Authorities cited by counsel for plaintiff do not hold to the contrary, except Hines v. Willcox, 96 Tenn. 148 (54 Am. St. 823), and the later opinion in the same case, Willcox v. Hines, 100 Tenn. 538 (66 Am. St. 770). It is held in the Hines case that recovery may be had for mere negligence. But this casé seems to stand quite alone. It is contrary to the weight of authority, and is not authority in this jurisdiction. Shingle, Wilson & Kreis Co. v. Birney & Seymour, 68 Ohio St. 328 (67 N. E. 715). In Bowe v. Hunking, 135 Mass. 380 (46 Am.
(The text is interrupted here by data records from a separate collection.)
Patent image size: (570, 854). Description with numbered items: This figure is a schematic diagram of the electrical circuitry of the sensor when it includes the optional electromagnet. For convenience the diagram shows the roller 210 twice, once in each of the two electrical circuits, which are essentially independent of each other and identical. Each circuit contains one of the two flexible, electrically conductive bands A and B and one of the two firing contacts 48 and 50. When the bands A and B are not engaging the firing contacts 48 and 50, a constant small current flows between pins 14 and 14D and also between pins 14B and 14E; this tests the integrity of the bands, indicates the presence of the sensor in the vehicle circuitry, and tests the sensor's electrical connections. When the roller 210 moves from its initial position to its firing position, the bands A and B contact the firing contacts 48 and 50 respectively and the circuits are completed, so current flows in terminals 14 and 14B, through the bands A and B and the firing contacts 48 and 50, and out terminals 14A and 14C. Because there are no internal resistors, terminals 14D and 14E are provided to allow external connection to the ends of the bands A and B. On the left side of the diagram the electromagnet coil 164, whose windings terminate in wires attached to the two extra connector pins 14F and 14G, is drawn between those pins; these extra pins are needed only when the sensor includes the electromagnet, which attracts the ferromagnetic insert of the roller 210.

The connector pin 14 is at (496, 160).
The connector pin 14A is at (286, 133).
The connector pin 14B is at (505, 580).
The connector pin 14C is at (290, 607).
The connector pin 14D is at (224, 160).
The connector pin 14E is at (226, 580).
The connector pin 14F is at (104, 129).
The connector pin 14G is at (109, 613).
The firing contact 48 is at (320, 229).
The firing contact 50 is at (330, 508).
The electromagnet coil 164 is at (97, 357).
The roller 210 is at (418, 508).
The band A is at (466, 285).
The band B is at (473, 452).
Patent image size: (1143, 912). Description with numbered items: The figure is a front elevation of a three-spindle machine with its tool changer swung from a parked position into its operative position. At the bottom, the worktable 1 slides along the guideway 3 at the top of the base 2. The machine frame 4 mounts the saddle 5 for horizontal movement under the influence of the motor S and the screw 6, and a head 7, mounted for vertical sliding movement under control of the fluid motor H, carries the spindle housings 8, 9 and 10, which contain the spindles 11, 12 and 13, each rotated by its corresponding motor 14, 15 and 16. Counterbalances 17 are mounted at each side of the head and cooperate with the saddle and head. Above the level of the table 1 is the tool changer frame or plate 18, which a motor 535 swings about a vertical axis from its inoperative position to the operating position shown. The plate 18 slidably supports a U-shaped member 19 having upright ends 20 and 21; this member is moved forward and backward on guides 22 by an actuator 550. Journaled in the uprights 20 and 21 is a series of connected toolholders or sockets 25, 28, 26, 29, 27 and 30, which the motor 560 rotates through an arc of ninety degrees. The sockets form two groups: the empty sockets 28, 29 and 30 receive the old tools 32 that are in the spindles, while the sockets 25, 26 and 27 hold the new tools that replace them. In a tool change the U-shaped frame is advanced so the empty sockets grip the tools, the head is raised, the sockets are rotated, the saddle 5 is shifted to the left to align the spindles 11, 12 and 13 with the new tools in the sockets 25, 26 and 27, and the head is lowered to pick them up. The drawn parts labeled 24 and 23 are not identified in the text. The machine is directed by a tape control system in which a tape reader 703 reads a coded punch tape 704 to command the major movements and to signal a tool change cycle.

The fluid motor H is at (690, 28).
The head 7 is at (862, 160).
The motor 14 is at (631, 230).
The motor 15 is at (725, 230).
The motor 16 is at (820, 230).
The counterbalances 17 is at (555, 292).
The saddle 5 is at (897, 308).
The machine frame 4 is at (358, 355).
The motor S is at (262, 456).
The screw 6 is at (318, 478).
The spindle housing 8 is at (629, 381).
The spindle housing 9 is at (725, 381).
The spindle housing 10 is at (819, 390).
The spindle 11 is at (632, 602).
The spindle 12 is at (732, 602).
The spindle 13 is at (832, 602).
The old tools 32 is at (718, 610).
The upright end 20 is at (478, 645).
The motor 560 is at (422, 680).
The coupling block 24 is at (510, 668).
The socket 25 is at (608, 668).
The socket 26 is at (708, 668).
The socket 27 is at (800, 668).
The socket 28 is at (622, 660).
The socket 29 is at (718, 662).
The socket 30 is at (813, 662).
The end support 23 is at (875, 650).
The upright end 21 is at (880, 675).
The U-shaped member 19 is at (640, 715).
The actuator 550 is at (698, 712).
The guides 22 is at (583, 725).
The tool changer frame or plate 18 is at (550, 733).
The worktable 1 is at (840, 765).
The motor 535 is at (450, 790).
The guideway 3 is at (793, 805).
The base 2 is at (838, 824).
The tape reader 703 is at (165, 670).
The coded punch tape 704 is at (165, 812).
Rep. 471), the court said:
“That no action lies by a tenant against a landlord on account of the condition of the premises hired, in the absence of an express warranty or of active deceit.”
With the exception of the Tennessee cases, so far as we discover, the courts hold to the doctrine that the liability of the landlord must be grounded on deceit.
We think the court did not err in sustaining defendant’s motion for a directed verdict. The judgment of the court below is affirmed. — Affirmed.